ADNOC continues to attract FDI to the UAE as it signs a USD20.7 billion pipeline deal with a consortium of leading infrastructure and sovereign wealth funds from around the world.

While everything might seem all doom and gloom in many sectors due to COVID-19, there are rays of hope coming from the energy sector in Abu Dhabi. Even during this global crisis, the Abu Dhabi National Oil Company (ADNOC) has pulled together the single largest global energy infrastructure deal in 2020. The USD20.7 billion gas pipeline deal will bring together six international investors to create a new entity to handle ADNOC’s gas pipelines. The group of six consists of Global Infrastructure Partners, Brookfield Asset Management, GIC, Ontario Teachers’ Pension Plan Board, NH Investment & Securities, and Snam, which will hold a 49% share in the new subsidiary with a combined investment of USD10.1 billion. The remaining 51% will be held by ADNOC Gas Pipelines. The network covers 982.3km across 38 pipelines, taking gas all across the UAE to ADNOC’s customers.

Some of the finer details still need to be ironed out, but the new deal will allow ADNOC to lease ownership interest in the assets to ADNOC Gas Pipelines for 20 years. While a floor and a cap have still to be negotiated, the returns will be on a volume-based tariff. This transaction should provide ADNOC with proceeds of over USD10 billion. For the partners, it is a low-risk deal that will generate a steady flow of cash while giving them to opportunity to invest in quality energy infrastructure.

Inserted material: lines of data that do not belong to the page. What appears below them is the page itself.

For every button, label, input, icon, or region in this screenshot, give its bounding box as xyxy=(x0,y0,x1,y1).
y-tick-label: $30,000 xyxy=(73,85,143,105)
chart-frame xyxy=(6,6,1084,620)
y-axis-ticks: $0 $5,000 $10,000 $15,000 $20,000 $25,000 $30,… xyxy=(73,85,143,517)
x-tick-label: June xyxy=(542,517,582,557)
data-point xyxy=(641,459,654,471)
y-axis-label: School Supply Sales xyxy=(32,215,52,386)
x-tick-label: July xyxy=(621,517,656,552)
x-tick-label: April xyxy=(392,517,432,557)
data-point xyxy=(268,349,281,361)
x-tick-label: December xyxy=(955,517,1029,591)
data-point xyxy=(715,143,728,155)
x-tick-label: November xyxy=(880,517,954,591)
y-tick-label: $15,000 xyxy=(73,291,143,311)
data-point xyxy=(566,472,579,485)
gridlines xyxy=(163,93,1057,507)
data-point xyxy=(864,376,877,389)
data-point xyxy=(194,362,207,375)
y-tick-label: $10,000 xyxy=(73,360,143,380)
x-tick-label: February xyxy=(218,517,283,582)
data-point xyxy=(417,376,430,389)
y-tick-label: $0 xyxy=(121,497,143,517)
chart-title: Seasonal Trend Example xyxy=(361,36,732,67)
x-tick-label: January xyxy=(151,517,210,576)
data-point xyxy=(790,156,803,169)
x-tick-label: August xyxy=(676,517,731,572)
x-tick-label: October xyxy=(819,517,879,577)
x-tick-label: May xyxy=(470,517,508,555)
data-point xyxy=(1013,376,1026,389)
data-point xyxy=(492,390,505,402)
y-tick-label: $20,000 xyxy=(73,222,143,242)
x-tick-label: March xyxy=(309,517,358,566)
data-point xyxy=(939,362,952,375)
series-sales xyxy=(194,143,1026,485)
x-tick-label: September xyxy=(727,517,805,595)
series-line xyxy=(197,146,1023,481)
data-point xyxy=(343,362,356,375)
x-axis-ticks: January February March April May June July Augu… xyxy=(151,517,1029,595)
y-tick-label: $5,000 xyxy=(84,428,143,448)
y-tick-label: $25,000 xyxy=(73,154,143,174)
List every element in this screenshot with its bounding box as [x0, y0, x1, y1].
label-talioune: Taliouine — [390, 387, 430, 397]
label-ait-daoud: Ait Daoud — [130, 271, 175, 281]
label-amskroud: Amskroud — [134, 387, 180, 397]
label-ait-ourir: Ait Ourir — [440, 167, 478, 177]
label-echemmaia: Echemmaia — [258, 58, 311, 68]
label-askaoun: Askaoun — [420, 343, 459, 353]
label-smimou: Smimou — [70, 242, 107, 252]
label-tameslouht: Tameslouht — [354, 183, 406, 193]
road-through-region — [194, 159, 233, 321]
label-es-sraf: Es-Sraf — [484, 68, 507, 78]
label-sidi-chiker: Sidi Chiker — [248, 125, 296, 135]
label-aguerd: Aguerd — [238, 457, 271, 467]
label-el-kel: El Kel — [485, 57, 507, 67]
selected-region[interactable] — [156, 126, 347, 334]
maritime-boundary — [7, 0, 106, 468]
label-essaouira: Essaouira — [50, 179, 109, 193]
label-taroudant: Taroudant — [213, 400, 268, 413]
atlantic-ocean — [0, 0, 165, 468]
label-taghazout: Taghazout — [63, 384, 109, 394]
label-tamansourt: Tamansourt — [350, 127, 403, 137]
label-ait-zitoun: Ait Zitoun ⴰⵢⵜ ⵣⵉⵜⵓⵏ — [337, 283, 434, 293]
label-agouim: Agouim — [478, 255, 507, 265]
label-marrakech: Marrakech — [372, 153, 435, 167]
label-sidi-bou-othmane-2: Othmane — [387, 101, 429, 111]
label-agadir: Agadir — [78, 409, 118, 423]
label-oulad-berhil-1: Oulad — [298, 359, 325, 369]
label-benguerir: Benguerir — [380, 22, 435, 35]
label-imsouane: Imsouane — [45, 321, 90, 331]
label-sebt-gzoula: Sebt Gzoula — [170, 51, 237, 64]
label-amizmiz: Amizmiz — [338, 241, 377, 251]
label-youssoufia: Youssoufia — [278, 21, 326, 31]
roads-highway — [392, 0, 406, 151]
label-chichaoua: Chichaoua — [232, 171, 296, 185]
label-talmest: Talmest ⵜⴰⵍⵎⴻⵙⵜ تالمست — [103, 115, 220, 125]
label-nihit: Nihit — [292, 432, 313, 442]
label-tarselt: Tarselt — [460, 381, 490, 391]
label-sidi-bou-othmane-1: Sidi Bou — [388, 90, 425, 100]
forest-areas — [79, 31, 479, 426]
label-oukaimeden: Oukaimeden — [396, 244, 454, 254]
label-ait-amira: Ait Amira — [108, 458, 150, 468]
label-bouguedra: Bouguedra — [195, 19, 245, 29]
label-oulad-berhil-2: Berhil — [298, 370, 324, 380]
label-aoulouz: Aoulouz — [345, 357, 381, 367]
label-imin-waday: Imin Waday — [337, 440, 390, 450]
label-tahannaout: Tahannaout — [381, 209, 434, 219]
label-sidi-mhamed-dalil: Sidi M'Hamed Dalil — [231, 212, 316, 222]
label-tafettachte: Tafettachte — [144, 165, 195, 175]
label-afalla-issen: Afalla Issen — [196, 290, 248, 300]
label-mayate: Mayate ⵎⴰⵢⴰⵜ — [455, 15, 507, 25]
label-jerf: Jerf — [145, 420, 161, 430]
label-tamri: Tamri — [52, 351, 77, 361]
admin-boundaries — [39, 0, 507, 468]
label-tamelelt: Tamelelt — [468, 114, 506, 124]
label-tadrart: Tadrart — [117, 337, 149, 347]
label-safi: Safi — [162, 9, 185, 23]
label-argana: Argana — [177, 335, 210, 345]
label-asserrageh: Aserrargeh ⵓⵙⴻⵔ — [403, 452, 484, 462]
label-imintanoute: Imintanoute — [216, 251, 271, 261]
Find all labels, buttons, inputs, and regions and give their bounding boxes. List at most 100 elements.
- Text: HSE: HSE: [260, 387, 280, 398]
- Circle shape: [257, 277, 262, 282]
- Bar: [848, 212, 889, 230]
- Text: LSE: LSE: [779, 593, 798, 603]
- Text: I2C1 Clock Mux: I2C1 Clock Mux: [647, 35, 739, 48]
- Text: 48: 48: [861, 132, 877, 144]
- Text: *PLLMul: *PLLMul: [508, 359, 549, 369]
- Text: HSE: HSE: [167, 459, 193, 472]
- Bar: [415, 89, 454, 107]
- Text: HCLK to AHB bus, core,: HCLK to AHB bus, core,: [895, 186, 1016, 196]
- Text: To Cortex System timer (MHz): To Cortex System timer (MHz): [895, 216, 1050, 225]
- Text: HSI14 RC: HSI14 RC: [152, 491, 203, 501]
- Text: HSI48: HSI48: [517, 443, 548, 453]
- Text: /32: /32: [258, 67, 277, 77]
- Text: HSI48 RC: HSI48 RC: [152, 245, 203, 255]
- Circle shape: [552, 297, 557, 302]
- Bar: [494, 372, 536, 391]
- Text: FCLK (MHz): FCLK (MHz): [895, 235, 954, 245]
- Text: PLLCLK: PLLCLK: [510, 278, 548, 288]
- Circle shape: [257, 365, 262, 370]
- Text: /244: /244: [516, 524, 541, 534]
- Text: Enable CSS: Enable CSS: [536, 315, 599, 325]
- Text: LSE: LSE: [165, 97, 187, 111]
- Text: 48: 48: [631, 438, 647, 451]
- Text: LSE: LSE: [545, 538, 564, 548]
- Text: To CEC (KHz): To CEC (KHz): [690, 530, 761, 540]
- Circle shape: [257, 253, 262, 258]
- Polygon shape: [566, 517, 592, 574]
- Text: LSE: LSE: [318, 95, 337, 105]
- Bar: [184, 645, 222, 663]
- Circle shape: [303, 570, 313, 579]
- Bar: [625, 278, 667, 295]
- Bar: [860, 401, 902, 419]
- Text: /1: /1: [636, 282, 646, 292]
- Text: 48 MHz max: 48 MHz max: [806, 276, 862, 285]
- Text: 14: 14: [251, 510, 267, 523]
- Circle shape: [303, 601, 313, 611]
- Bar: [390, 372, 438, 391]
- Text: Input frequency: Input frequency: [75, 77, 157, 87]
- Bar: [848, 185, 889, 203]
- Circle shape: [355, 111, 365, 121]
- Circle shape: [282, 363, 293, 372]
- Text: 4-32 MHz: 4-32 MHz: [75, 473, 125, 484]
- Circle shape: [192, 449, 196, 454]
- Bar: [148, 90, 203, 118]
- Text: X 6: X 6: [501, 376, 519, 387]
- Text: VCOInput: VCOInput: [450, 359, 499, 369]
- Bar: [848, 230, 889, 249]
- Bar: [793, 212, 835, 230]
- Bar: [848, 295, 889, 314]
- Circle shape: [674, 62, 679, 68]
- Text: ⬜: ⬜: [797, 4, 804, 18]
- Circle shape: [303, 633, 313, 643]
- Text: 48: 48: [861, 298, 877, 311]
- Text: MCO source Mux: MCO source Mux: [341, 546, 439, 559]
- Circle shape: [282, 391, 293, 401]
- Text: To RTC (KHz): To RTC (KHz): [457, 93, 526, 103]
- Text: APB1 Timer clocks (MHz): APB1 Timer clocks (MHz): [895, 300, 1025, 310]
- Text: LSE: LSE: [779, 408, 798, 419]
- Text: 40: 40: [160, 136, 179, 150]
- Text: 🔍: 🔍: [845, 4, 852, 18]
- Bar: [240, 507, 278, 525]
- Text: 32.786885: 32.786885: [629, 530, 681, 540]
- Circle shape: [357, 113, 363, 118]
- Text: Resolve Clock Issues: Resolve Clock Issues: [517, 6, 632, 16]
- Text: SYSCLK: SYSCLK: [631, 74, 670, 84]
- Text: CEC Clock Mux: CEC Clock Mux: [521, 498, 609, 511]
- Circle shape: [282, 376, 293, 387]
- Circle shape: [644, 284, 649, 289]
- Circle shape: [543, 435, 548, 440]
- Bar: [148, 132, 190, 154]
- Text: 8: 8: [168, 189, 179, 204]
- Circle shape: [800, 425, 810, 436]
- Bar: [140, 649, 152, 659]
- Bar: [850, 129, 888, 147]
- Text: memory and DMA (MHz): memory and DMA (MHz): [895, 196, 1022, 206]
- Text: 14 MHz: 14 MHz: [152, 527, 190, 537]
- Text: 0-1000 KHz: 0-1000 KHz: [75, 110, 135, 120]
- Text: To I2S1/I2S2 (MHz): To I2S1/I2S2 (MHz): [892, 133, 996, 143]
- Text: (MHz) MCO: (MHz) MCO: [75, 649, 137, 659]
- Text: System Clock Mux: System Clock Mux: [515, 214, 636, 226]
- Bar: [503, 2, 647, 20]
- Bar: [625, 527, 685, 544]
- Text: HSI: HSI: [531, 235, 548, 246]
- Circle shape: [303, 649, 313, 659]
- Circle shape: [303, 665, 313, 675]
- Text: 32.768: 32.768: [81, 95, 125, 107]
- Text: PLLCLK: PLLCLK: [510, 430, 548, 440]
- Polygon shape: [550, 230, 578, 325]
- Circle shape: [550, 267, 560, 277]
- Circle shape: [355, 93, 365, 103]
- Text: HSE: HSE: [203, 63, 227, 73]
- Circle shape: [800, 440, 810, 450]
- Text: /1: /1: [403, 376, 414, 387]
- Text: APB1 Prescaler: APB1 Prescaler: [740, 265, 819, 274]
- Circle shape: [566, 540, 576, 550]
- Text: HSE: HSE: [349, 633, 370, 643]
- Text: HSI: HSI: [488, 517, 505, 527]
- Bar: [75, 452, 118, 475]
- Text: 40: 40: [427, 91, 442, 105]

The announcement on June 23 is the second major capital investment in Abu Dhabi’s infrastructure after a USD5 billion in 2019 from BlackRock and KKR leasing rights for oil pipelines. Both of these investments show a confidence in the UAE and ADNOC by the global community. “Globally, there has been a huge drop in investments in the oil and gas sector. [But] ADNOC in the UAE and the likes of it in the region are very attractive for foreign investors,” Mazen Al Sudairi, Head of Research at Al Rajhi Capital in Riyadh told the local press in the UAE. He went on to say, “When the oil market is down and capex is being rationed, the most attractive is the GCC market, because the cost of production is low and level of reserves are very healthy, above the global average.”

The UAE’s stability is also a major factor in its ability to attract FDI, even in this time of crisis. According to the United Nationals Conference on Trade and Development (UNCTAD), global FDI is expected to drop by as much as 40% in 2020. Even in 2018/2019 at the beginning of the US-China trade wars and a general fall in FDI globally, the UAE managed to buck this trend and has been one of the largest recipients of FDI in western Asian, attracting USD10.4 billion in both 2017 and 2018 and USD13.8 billion in 2019, with 2020 looking to draw a similar amount.